Toys R Us has secured a £263m fixed rate bridge loan from two principal existing CMBS note holders, PIMCO and Marathon Asset Management, ahead of a fresh securitisation, called Debussy DTC, which could close as soon as the summer, CoStar News understands.
The new bridge facility will provide Toys R Us with sufficient time to engage ratings agencies Standard & Poor’s and DBRS, and possibly Fitch Ratings, as well as draft a prospectus while repaying the maturing Vanwall Finance CMBS loan at the April 12 interest payment date.
Toys R Us confirmed that the loan may be optionally prepaid “at any time provided that prior to July 7, 2015 and subject to certain exceptions, the loans may only be prepaid in full”.
In an SEC filing published last Friday, Toys R Us confirmed a seven-year £263m loan was issued by special purpose vehicle Debussy and that it has acquired £13m of the various classes of the Debussy CMBS fixed rate notes.
CoStar News understands that the actual fresh CMBS, refinancing Vanwall Finance, is at least two to three months away, and that a bridge facility has been agreed with the existing cornerstone CMBS investors – PIMCO and Marathon – which will become noteholders in Debussy DTC once it is rated.
PIMCO is understood to be bidding against Wells Fargo to acquire the performing loans of Commerzbank’s formerly-named Eurohypo, in tandem with Starwood Capital which is bidding against Lone Star for the sub and non-performing loan pool. Six weeks ago, Marathon won the predominantly German retail-focused Project Chaminox non-performing loan pool, paying €400m.
Toys R Us repaid the outstanding total maturing £406m debt – comprised of the £345.7m Vanwall Finance CMBS loan balance and a remaining £59.85m junior loan held by the Royal Bank of Scotland, which was spun into Project Isobel – with the £263m bridge loan, $51m (£33.5m) of Vanwall Finance notes purchased in the secondary markets. The balance was paid with surplus corporate cash.
Toys R Us has confirmed that the £263m loan is secured, among other things, by 31 owned and leased nationwide UK retail outlets as well as one distribution centre, with a weighted average interest of 6.87% pa plus mandatory costs and matures on July 7, 2020.
The fresh refinancing, including the $51m (£33.5m) of notes in Vanwall Finance which converted into fresh equity in the restructured deal, implies a total portfolio value at the end of March of £296.5m.

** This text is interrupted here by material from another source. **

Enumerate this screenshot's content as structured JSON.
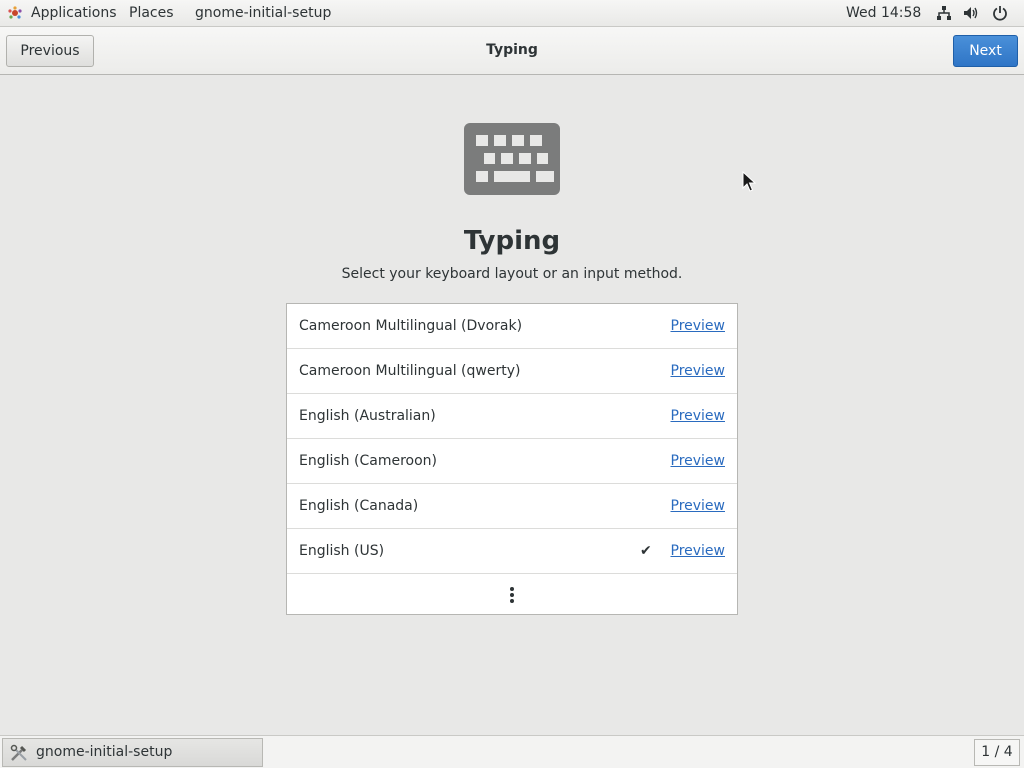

On this basis, the whole loan LTV is 88.7%. While no confirmed information as to the composition of the £263m bridge loan is forthcoming, CoStar News understands that the whole loan likely comprises a circa £180m senior element and a £83m junior loan.
The blended weighted average interest of 6.87% is likely to be composed of around 400 basis points over three-month LIBOR for the estimated £180m senior tranche, and 10% for the estimated £83m fresh junior loan, CoStar News calculates, of which Toys R Us has confirmed it acquired £13m worth in the new capital structure.
Bain, KKR and Vornado shelve IPO exit strategy
Bain Capital Partners, Kohlberg Kravis Roberts & Co and Vornado Realty Trust, which acquired Toys R Us through a $6.6bn merger nearly eight years ago, pulled a three-year ambition to exit ownership of the global toy retailer last Friday, shelving plans for an initial public offering.
David J. Schwartz, executive vice-president, general counsel and corporate secretary at Toys R Us, wrote in an SEC filing published last Friday for the immediate withdrawal of the IPO registration, first lodged on May 28, 2010. Toys R Us cited “unfavourable market conditions and the company’s recently announced executive leadership transition”.
Gerald Storch chief executive officer Toys R Us stepped down in mid-February, in advance of last Thursday’s weak fourth-quarter results which reveal declining net income, revenue and overall sales as the toy giant struggles amid a protracted global retail slowdown.
Toys R Us operates 1,540 stores and licensed an additional 163 stores across 36 countries worldwide.
In late January, Toys R Us, through its indirect wholly-owned subsidiary, TRU France Real Estate, refinanced the matured €61m French senior loan with a five-year €48m senior loan, secured by nine properties in France, priced at 450 basis points over three-month EURIBOR.
In the same month, TRU Iberia Real Estate, Toys R Us’ Spanish property company, refinanced the €126m senior loan with a three-year €75m senior loan, with the balance in cash, secured by 26 properties located in Spain, priced at 600 basis points over three-month EURIBOR.